He laid a hand on either of her shoulders, and spoke to her gently enough.

“Mollie,” he said, “let us sit down together and condole with each other. You are not in a good humor to-night, something has rasped you again; and as for me, I am about as miserable, my dear, as it is possible for a man with a few thousand a year to be.”

She tried to answer him steadily, and, finding she could not, rushed into novel subterfuge. Subterfuge was a novelty to Mollie.

“Yes,” she said, lifting the most beauteous of tear-wet eyes to his quite eagerly. “Yes, I am crossed, and—and something has vexed me. I am getting bad-tempered, I think. Suppose we do sit down.”

And then when they did sit down—she on the hearth-rug at his feet, he in Dolly's chair again—she broke out upon him in a voice like a sharp little sob.

“I know what you are miserable about,” she said. “You are miserable about Dolly.”

They had never spoken about the matter openly before, though he had always felt that if he could speak openly to any one, he could to this charming charge of his. Such is the keenness of masculine penetration. And now he felt almost relieved already. The natural craving for sympathy of some kind or other was to satisfy itself through the medium of pretty, much-tried Mollie.

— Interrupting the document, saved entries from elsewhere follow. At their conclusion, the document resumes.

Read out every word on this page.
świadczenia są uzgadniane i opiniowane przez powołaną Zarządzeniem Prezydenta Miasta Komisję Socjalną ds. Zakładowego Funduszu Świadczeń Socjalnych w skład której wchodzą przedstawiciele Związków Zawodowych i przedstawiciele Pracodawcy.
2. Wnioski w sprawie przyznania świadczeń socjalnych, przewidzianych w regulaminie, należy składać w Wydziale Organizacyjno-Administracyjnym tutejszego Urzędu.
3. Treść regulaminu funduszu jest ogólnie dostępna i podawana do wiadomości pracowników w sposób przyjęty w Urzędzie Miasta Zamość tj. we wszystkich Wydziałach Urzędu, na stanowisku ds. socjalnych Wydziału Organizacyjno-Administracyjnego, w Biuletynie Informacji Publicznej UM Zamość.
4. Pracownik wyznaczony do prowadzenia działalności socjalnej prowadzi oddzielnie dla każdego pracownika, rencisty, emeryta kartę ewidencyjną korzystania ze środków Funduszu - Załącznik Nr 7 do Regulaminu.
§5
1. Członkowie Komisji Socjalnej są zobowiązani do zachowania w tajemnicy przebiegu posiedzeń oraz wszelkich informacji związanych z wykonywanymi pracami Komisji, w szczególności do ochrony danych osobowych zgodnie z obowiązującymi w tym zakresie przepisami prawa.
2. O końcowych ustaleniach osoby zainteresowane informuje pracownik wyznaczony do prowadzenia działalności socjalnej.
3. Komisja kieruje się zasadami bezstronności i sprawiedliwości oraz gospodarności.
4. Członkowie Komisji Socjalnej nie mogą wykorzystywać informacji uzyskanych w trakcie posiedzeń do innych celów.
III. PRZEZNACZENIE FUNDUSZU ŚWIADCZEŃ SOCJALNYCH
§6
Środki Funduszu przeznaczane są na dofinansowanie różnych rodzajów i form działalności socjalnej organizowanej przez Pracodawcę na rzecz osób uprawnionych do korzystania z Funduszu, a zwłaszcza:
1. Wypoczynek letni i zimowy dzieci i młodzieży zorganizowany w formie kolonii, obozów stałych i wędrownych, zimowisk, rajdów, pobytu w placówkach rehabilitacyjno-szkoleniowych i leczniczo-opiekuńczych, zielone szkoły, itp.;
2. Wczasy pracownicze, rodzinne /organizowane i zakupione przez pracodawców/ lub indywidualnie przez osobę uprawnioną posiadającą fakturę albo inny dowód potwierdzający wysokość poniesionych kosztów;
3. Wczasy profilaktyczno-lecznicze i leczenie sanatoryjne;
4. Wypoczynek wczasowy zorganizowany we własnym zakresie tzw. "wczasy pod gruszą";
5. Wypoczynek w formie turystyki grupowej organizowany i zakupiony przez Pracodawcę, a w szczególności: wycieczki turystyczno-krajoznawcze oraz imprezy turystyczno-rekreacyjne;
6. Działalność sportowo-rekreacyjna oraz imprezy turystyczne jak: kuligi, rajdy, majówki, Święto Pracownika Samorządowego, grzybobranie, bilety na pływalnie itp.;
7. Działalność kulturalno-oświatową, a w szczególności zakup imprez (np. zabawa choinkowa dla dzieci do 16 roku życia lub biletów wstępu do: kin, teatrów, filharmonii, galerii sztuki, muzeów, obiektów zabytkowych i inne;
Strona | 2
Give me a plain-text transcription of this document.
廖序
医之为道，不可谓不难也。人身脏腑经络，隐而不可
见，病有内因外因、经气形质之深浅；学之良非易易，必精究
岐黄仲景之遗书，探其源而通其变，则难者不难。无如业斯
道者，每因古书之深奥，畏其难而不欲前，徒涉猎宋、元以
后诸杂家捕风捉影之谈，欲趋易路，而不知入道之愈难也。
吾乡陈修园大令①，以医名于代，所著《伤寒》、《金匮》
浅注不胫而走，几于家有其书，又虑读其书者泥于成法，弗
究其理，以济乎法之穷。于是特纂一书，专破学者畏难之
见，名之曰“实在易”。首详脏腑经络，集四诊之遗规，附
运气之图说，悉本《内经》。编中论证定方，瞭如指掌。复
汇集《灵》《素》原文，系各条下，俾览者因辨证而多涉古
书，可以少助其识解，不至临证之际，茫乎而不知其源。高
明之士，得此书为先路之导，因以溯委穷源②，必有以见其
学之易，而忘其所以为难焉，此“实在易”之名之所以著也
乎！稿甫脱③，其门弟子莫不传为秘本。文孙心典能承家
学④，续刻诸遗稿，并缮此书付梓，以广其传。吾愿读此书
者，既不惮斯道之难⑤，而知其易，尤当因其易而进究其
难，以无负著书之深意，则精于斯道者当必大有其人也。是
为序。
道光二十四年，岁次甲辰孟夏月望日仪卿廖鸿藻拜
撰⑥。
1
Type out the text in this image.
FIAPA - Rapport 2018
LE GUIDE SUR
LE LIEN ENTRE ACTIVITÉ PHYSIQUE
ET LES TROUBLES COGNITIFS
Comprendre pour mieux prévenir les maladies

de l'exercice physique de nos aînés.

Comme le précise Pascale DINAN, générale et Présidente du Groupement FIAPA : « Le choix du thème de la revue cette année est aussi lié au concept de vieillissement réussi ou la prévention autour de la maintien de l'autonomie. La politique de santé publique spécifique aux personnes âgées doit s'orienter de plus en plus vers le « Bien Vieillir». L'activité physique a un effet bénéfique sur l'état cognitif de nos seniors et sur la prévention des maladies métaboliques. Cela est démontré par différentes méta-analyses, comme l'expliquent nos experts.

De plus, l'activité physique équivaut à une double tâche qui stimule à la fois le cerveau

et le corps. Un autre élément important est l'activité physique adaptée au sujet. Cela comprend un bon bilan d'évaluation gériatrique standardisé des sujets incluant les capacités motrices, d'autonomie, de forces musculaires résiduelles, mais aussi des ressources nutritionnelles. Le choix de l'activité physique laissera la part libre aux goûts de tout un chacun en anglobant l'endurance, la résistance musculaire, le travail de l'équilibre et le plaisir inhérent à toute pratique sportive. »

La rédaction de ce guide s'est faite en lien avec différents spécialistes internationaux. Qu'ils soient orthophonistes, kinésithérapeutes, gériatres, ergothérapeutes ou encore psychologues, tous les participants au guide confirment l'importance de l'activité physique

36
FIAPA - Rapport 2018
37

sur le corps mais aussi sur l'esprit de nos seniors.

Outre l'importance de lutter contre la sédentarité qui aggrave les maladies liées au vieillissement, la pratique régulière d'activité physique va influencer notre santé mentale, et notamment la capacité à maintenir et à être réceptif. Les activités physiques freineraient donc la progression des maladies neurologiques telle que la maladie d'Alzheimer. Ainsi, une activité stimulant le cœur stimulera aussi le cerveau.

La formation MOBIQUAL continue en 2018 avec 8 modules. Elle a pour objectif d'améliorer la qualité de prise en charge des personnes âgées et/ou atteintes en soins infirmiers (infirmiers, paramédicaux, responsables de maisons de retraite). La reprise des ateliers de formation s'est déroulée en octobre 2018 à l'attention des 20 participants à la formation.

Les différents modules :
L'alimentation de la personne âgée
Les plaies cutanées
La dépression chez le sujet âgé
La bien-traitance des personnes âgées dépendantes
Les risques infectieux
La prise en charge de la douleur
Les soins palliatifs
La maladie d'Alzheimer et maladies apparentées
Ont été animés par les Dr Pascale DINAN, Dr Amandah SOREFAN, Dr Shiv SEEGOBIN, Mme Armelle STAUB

“Yes,” he answered, half desperately, half reluctantly. “Dolly is the moon I am crying for,—or rather, as I might put it more poetically, 'the bright particular star.' What a good little thing you are to guess at it so soon!”

“It did n't need much guessing at,” she said, curving her innocent mouth in a piteous effort to smile.

He, leaning against the round, padded back of his chair, sighed, and as he sighed almost forgot the poor child altogether, even while she spoke to him. Having all things else, he must still cry for this one other gift, and really he felt very dolorous.